NEW YORK (TheStreet) -- Yahoo! (YHOO) dipped Wednesday after Microsoft (MSFT) CEO Satya Nadella said at the Code Conference in Rancho Palos Verdes, Calif. that the company has no plans to sell its Bing search technology to its partner.
Microsoft has just 18% of the market share due to Bing, or 30% including the Yahoo! searches that Bing powers. Nadella said his company is working on smarter search that could predict user habits and preferences for movies, music and more. This would rely on recommendation technology similar to what Netflix (NFLX) and Pandora (P) use but would apply it to more activities and interests.
The stock was down 1.54% to $34.58 at 10:46 a.m.

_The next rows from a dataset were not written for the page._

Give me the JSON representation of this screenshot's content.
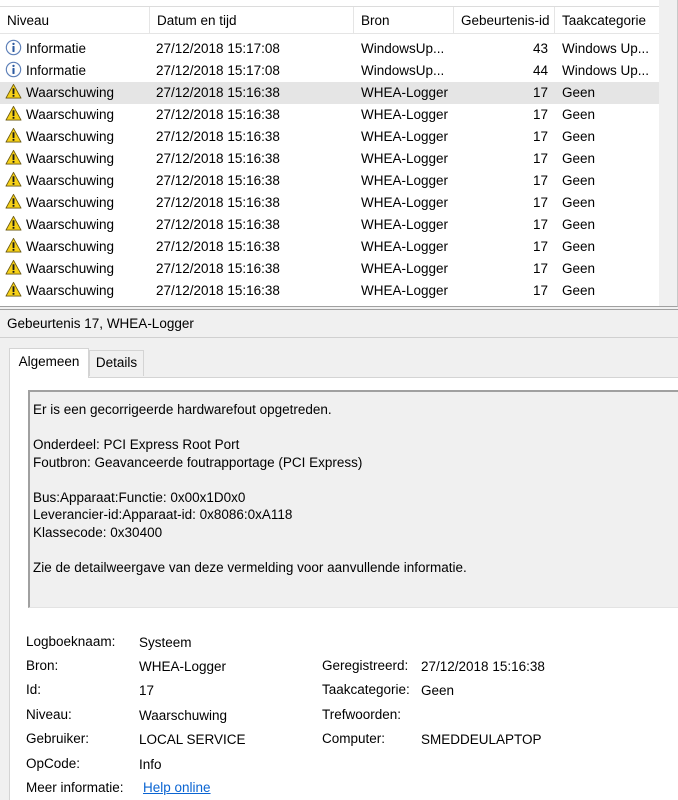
{
  "columns": {
    "niveau": "Niveau",
    "datum": "Datum en tijd",
    "bron": "Bron",
    "id": "Gebeurtenis-id",
    "taak": "Taakcategorie"
  },
  "rows": [
    {
      "level_icon": "info-icon",
      "niveau": "Informatie",
      "datum": "27/12/2018 15:17:08",
      "bron": "WindowsUp...",
      "id": "43",
      "taak": "Windows Up..."
    },
    {
      "level_icon": "info-icon",
      "niveau": "Informatie",
      "datum": "27/12/2018 15:17:08",
      "bron": "WindowsUp...",
      "id": "44",
      "taak": "Windows Up..."
    },
    {
      "level_icon": "warning-icon",
      "niveau": "Waarschuwing",
      "datum": "27/12/2018 15:16:38",
      "bron": "WHEA-Logger",
      "id": "17",
      "taak": "Geen",
      "selected": true
    },
    {
      "level_icon": "warning-icon",
      "niveau": "Waarschuwing",
      "datum": "27/12/2018 15:16:38",
      "bron": "WHEA-Logger",
      "id": "17",
      "taak": "Geen"
    },
    {
      "level_icon": "warning-icon",
      "niveau": "Waarschuwing",
      "datum": "27/12/2018 15:16:38",
      "bron": "WHEA-Logger",
      "id": "17",
      "taak": "Geen"
    },
    {
      "level_icon": "warning-icon",
      "niveau": "Waarschuwing",
      "datum": "27/12/2018 15:16:38",
      "bron": "WHEA-Logger",
      "id": "17",
      "taak": "Geen"
    },
    {
      "level_icon": "warning-icon",
      "niveau": "Waarschuwing",
      "datum": "27/12/2018 15:16:38",
      "bron": "WHEA-Logger",
      "id": "17",
      "taak": "Geen"
    },
    {
      "level_icon": "warning-icon",
      "niveau": "Waarschuwing",
      "datum": "27/12/2018 15:16:38",
      "bron": "WHEA-Logger",
      "id": "17",
      "taak": "Geen"
    },
    {
      "level_icon": "warning-icon",
      "niveau": "Waarschuwing",
      "datum": "27/12/2018 15:16:38",
      "bron": "WHEA-Logger",
      "id": "17",
      "taak": "Geen"
    },
    {
      "level_icon": "warning-icon",
      "niveau": "Waarschuwing",
      "datum": "27/12/2018 15:16:38",
      "bron": "WHEA-Logger",
      "id": "17",
      "taak": "Geen"
    },
    {
      "level_icon": "warning-icon",
      "niveau": "Waarschuwing",
      "datum": "27/12/2018 15:16:38",
      "bron": "WHEA-Logger",
      "id": "17",
      "taak": "Geen"
    },
    {
      "level_icon": "warning-icon",
      "niveau": "Waarschuwing",
      "datum": "27/12/2018 15:16:38",
      "bron": "WHEA-Logger",
      "id": "17",
      "taak": "Geen"
    }
  ],
  "detail": {
    "title": "Gebeurtenis 17, WHEA-Logger",
    "tabs": {
      "general": "Algemeen",
      "details": "Details"
    },
    "description": {
      "line1": "Er is een gecorrigeerde hardwarefout opgetreden.",
      "line2": "Onderdeel: PCI Express Root Port",
      "line3": "Foutbron: Geavanceerde foutrapportage (PCI Express)",
      "line4": "Bus:Apparaat:Functie: 0x00x1D0x0",
      "line5": "Leverancier-id:Apparaat-id: 0x8086:0xA118",
      "line6": "Klassecode: 0x30400",
      "line7": "Zie de detailweergave van deze vermelding voor aanvullende informatie."
    },
    "props": {
      "logboeknaam_label": "Logboeknaam:",
      "logboeknaam": "Systeem",
      "bron_label": "Bron:",
      "bron": "WHEA-Logger",
      "geregistreerd_label": "Geregistreerd:",
      "geregistreerd": "27/12/2018 15:16:38",
      "id_label": "Id:",
      "id": "17",
      "taak_label": "Taakcategorie:",
      "taak": "Geen",
      "niveau_label": "Niveau:",
      "niveau": "Waarschuwing",
      "trefwoorden_label": "Trefwoorden:",
      "trefwoorden": "",
      "gebruiker_label": "Gebruiker:",
      "gebruiker": "LOCAL SERVICE",
      "computer_label": "Computer:",
      "computer": "SMEDDEULAPTOP",
      "opcode_label": "OpCode:",
      "opcode": "Info",
      "meer_label": "Meer informatie:",
      "meer_link": "Help online"
    }
  },
  "colors": {
    "link": "#0a64d2",
    "warning": "#f7d117",
    "info": "#3a7bd5",
    "selection": "#e5e5e5"
  }
}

TheStreet Ratings team rates YAHOO INC as a "buy" with a ratings score of B. TheStreet Ratings Team has this to say about their recommendation:
"We rate YAHOO INC (YHOO) a BUY. This is driven by a few notable strengths, which we believe should have a greater impact than any weaknesses, and should give investors a better performance opportunity than most stocks we cover. The company's strengths can be seen in multiple areas, such as its largely solid financial position with reasonable debt levels by most measures, expanding profit margins, solid stock price performance and reasonable valuation levels. We feel these strengths outweigh the fact that the company has had sub par growth in net income."